Company and online community

Black Girl Gamers is a company and online community founded by Jay-Ann Lopez. It started as a closed Facebook group in 2015 and aims to provide a community for black women gamers. Black Girl Gamers later became a company, run by Lopez, with part-time staff.

== History ==
Black Girl Gamers was founded by Jay-Ann Lopez, a British author and blogger, in 2015. Lopez had enjoyed playing video games since she was young, but struggled to find other black women who were interested in gaming, and faced sexist and racist comments playing video games online. Aiming to create a space and community for black women to support each other while gaming, Lopez created a Facebook group called Black Girl Gamers. The Facebook group has a strict process for joining, including a questionnaire and a requirement for the member to have profile pictures of their face.

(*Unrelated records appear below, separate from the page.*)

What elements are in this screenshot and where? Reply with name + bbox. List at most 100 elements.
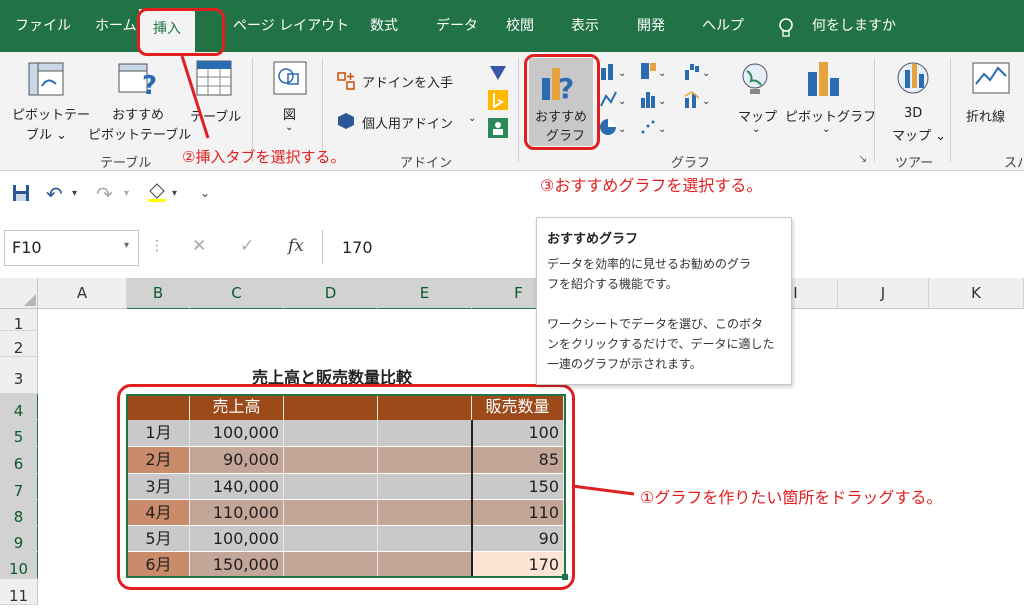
column-header-B[interactable]: B <box>127 278 190 310</box>
chevron-down-icon[interactable]: ⌄ <box>752 124 760 135</box>
bing-maps-icon[interactable] <box>488 90 508 114</box>
column-header-D[interactable]: D <box>284 278 378 310</box>
more-options-icon: ⋮ <box>150 238 164 254</box>
chevron-down-icon[interactable]: ⌄ <box>468 113 476 124</box>
my-addins-label[interactable]: 個人用アドイン <box>362 113 453 132</box>
customize-qat-icon[interactable]: ⌄ <box>200 186 210 200</box>
tab-view[interactable]: 表示 <box>571 14 599 38</box>
tab-page-layout[interactable]: ページ レイアウト <box>233 14 349 38</box>
cancel-icon[interactable]: ✕ <box>192 236 206 256</box>
formula-value[interactable]: 170 <box>342 238 373 257</box>
row-header-5[interactable]: 5 <box>0 420 39 447</box>
svg-text:⌄: ⌄ <box>702 68 710 79</box>
row-header-9[interactable]: 9 <box>0 526 39 552</box>
ribbon-separator <box>518 58 519 162</box>
column-header-J[interactable]: J <box>838 278 929 309</box>
map-chart-label[interactable]: マップ <box>738 106 777 125</box>
row-header-1[interactable]: 1 <box>0 309 38 333</box>
waterfall-chart-icon[interactable]: ⌄ <box>684 62 714 84</box>
redo-icon[interactable]: ↷ <box>96 182 113 206</box>
3d-map-icon[interactable] <box>895 60 931 102</box>
annotation-circle-insert-tab <box>137 8 225 56</box>
name-box-dropdown-icon[interactable]: ▾ <box>124 240 129 251</box>
column-header-K[interactable]: K <box>929 278 1024 309</box>
sparkline-line-icon[interactable] <box>972 62 1010 98</box>
svg-text:⌄: ⌄ <box>658 124 666 135</box>
row-header-7[interactable]: 7 <box>0 474 39 500</box>
combo-chart-icon[interactable]: ⌄ <box>684 90 714 112</box>
recommended-pivot-icon[interactable]: ? <box>118 60 160 104</box>
row-header-11[interactable]: 11 <box>0 579 38 605</box>
fill-color-icon[interactable] <box>146 182 168 206</box>
tab-file[interactable]: ファイル <box>15 14 71 38</box>
annotation-arrow-2 <box>180 55 210 139</box>
row-header-2[interactable]: 2 <box>0 331 38 357</box>
pivot-chart-icon[interactable] <box>806 60 842 102</box>
statistic-chart-icon[interactable]: ⌄ <box>640 90 670 112</box>
chevron-down-icon[interactable]: ⌄ <box>285 122 293 133</box>
3d-map-label-2[interactable]: マップ ⌄ <box>892 125 946 144</box>
line-chart-icon[interactable]: ⌄ <box>600 90 630 112</box>
annotation-step2: ②挿入タブを選択する。 <box>182 148 346 166</box>
tooltip-body: データを効率的に見せるお勧めのグラ フを紹介する機能です。 ワークシートでデータを選… <box>547 254 787 374</box>
redo-dropdown-icon[interactable]: ▾ <box>124 188 129 199</box>
get-addins-label[interactable]: アドインを入手 <box>362 72 453 91</box>
annotation-circle-data-range <box>117 384 575 590</box>
my-addins-icon[interactable] <box>337 112 355 134</box>
scatter-chart-icon[interactable]: ⌄ <box>640 118 670 140</box>
pivot-table-label-2[interactable]: ブル ⌄ <box>26 124 67 143</box>
visio-icon[interactable] <box>488 64 508 86</box>
svg-text:⌄: ⌄ <box>702 96 710 107</box>
dialog-launcher-icon[interactable]: ↘ <box>858 152 867 165</box>
pivot-table-label-1[interactable]: ピボットテー <box>12 104 90 123</box>
tooltip-line: フを紹介する機能です。 <box>547 277 678 291</box>
pivot-chart-label[interactable]: ピボットグラフ <box>785 106 876 125</box>
globe-icon[interactable] <box>740 62 770 100</box>
tab-developer[interactable]: 開発 <box>637 14 665 38</box>
annotation-step1: ①グラフを作りたい箇所をドラッグする。 <box>640 488 943 507</box>
name-box-value[interactable]: F10 <box>12 238 42 257</box>
pivot-table-icon[interactable] <box>28 62 64 100</box>
pie-chart-icon[interactable]: ⌄ <box>600 118 630 140</box>
recommended-pivot-label-1[interactable]: おすすめ <box>112 104 164 123</box>
save-icon[interactable] <box>12 184 30 206</box>
column-header-A[interactable]: A <box>38 278 127 309</box>
fill-dropdown-icon[interactable]: ▾ <box>172 188 177 199</box>
annotation-arrow-1 <box>571 484 635 496</box>
people-graph-icon[interactable] <box>488 118 508 142</box>
undo-icon[interactable]: ↶ <box>46 182 63 206</box>
get-addins-icon[interactable] <box>337 72 355 94</box>
ribbon-separator <box>874 58 875 162</box>
tab-data[interactable]: データ <box>436 14 478 38</box>
sparkline-line-label[interactable]: 折れ線 <box>966 106 1005 125</box>
column-header-C[interactable]: C <box>190 278 284 310</box>
tab-help[interactable]: ヘルプ <box>702 14 744 38</box>
tooltip-title: おすすめグラフ <box>547 232 639 247</box>
hierarchy-chart-icon[interactable]: ⌄ <box>640 62 670 84</box>
column-chart-icon[interactable]: ⌄ <box>600 62 630 84</box>
tooltip-line: 一連のグラフが示されます。 <box>547 357 702 371</box>
tooltip-line <box>547 294 787 314</box>
group-label-tours: ツアー <box>895 156 934 171</box>
group-label-tables: テーブル <box>100 156 152 171</box>
3d-map-label-1[interactable]: 3D <box>904 106 922 121</box>
tab-formulas[interactable]: 数式 <box>370 14 398 38</box>
ribbon-separator <box>950 58 951 162</box>
row-header-10[interactable]: 10 <box>0 552 39 579</box>
row-header-8[interactable]: 8 <box>0 500 39 526</box>
row-header-3[interactable]: 3 <box>0 357 38 394</box>
tell-me-search[interactable]: 何をしますか <box>812 14 896 38</box>
illustrations-icon[interactable] <box>272 60 308 100</box>
chevron-down-icon[interactable]: ⌄ <box>822 124 830 135</box>
undo-dropdown-icon[interactable]: ▾ <box>72 188 77 199</box>
enter-check-icon[interactable]: ✓ <box>240 236 254 256</box>
row-header-6[interactable]: 6 <box>0 447 39 474</box>
row-header-4[interactable]: 4 <box>0 394 39 420</box>
annotation-circle-recommended-chart <box>524 54 600 150</box>
insert-function-icon[interactable]: fx <box>288 236 304 256</box>
illustrations-label[interactable]: 図 <box>283 104 296 123</box>
tab-review[interactable]: 校閲 <box>506 14 534 38</box>
group-label-sparklines: スパ <box>1004 156 1024 171</box>
tab-home[interactable]: ホーム <box>95 14 137 38</box>
column-header-E[interactable]: E <box>378 278 472 310</box>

Over time, the community grew in size, hosted panels at PAX East and the Victoria and Albert Museum, and started running in-person events. Lopez received the MCV Women in Games Campaigner of the Year award in 2019. By 2020 the community had more than 6,000 members, with 20,000 followers on Twitter and 10,000 on Twitch. More than 184 team members stream on the organization's Twitch channel, which continued to grow to 35,000 followers by 2021.

In June 2020 the community organised a Wellness Week to raise funds for Color of Change and The Bail Project, and an online gaming summit in partnership with Twitch. In mid 2020, the world's rising interest in police brutality and the Black Lives Matter movement led to a surge in Twitch viewers, which received mixed reactions from the community, who tweeted "As much as we're grateful to receive new support, BGG is not a proxy for doing the work regarding police brutality."

By 2022, the company Black Girl Gamers had part-time staff, with Lopez as its CEO.

During Forspokens development, the company provided feedback for main character Frey.

== Activities ==
Members of the Black Girl Gamers community support and play games with each other, communicating through forums such as the Facebook group. In addition, Lopez hopes that the community will improve connections between gamers and the video game industry while highlighting issues important to them.

Lopez and other members of the community stream on the group's Twitch channel. As a result of their activity on Twitch, Lopez was invited to speak at TwitchCon, though she initially struggled to gain Partner status on the website. Black Girl Gamers have also run in-person events such as a women-only gaming event called Gamer Girls Night In.

Black Girl Gamers has partnered with technology organisations including Intel to support inclusivity initiatives, run workshops, provided consulting services, and facilitated brand opportunities for streamers.